Gubernur Al Haris Serahkan 531 Bantuan Dumisake Pendidikan untuk Kabupaten Tebo

JAMBI,BITNews.id – Gubernur Jambi Al Haris menyerahkan sebanyak 531 bantuan Dumisake Pendidikan Tahun Anggaran 2025 kepada pelajar di Kabupaten Tebo. Bantuan tersebut diberikan kepada 369 siswa SMA, 138 siswa SMK, dan 24 siswa SLB, serta bantuan SPP untuk 11 pelajar sekolah swasta dan 30 pelajar sekolah negeri. Penyerahan berlangsung di SMA Negeri 2 Rimbo Bujang, Kamis (4/12/2025) siang.

Secara keseluruhan, total penerima Dumisake Pendidikan di Provinsi Jambi tahun 2025 mencapai 5.303 siswa.

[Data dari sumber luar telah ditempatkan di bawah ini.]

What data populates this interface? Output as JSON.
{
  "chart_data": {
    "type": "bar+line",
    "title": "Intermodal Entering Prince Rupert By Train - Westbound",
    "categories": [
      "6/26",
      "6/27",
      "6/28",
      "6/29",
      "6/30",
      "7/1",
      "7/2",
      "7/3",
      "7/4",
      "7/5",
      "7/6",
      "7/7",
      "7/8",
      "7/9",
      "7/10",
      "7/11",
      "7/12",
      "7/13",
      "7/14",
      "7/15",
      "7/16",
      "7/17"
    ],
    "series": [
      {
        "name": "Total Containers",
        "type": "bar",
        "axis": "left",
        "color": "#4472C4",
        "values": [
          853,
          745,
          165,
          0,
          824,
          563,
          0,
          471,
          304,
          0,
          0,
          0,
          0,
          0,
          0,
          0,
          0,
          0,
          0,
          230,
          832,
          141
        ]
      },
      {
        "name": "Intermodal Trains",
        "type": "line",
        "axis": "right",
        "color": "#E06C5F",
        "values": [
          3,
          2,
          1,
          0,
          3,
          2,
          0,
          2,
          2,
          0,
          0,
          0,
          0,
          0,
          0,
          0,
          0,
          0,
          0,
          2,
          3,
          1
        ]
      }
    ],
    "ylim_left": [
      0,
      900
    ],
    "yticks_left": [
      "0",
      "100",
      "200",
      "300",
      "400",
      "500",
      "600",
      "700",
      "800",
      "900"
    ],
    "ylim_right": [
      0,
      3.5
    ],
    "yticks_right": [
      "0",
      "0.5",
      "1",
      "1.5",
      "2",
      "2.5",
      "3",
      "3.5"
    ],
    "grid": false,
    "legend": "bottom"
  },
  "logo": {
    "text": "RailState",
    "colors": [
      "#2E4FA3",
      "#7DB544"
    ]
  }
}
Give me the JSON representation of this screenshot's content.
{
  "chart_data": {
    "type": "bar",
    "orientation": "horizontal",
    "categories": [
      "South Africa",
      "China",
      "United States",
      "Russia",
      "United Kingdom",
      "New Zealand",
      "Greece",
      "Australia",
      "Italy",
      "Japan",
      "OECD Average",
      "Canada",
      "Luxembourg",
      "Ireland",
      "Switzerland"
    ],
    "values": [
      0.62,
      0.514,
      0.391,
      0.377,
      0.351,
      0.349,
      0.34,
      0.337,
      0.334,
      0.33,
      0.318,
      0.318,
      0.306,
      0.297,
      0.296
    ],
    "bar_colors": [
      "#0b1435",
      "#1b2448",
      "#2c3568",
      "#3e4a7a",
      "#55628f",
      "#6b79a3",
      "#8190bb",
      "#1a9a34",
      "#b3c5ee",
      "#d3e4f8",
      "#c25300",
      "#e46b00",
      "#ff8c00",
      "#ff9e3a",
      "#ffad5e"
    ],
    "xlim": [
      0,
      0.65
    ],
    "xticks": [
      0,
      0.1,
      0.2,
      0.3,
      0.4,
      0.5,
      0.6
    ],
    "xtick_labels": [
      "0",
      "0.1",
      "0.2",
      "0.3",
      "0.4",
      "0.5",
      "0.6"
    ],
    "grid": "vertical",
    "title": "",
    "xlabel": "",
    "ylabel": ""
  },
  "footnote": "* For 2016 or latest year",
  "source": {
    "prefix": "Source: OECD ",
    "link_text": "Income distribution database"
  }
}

Baca Juga :  Danrem 042/Gapu Terima Kunjungan Silaturahmi SMSI Provinsi Jambi

Dalam sambutannya, Al Haris menegaskan bahwa program Dumisake Pendidikan merupakan komitmen Pemerintah Provinsi Jambi untuk meningkatkan kualitas pendidikan dan memperluas akses bagi generasi muda.

“Pendidikan adalah pilar utama pembangunan. Peningkatan kualitas sumber daya manusia tidak bisa ditunda dan harus dimulai dari memberikan akses pendidikan seluas-luasnya kepada anak-anak kita,” ujar Al Haris.

Ia menjelaskan bahwa pemberian bantuan ini merupakan bentuk investasi jangka panjang pemerintah dalam meningkatkan derajat sosial, ekonomi, dan daya saing daerah.

Baca Juga :  Tegaskan Komitmen Perangi Narkoba, Gubernur dan Seluruh Pejabat Pemprov Jambi Lakukan Test Urine

“Program Bantuan Pendidikan Dumisake dirancang untuk mengurangi kesenjangan akses pendidikan dan mendorong pemerataan kesempatan belajar di seluruh wilayah Provinsi Jambi,” jelasnya.

Al Haris menambahkan, kehadirannya bersama para pelajar dan orang tua bukan hanya untuk menyerahkan bantuan, tetapi juga menegaskan komitmen pemerintah dalam memperkuat fondasi pendidikan generasi muda.

“Kami ingin anak-anak fokus belajar tanpa terbebani masalah biaya. Bantuan ini mencakup dukungan biaya pendidikan, perlengkapan sekolah, seragam, alat tulis, hingga beasiswa bagi siswa berprestasi kurang mampu,” katanya.

Baca Juga :  Romi Panik, Dukung Laza, Hich atau Istri Sendiri di Pilbup Tanjabtim 2024

Ia menegaskan bahwa pemerintah berkomitmen memastikan tidak ada lagi pelajar di Jambi yang harus berhenti sekolah karena kendala biaya.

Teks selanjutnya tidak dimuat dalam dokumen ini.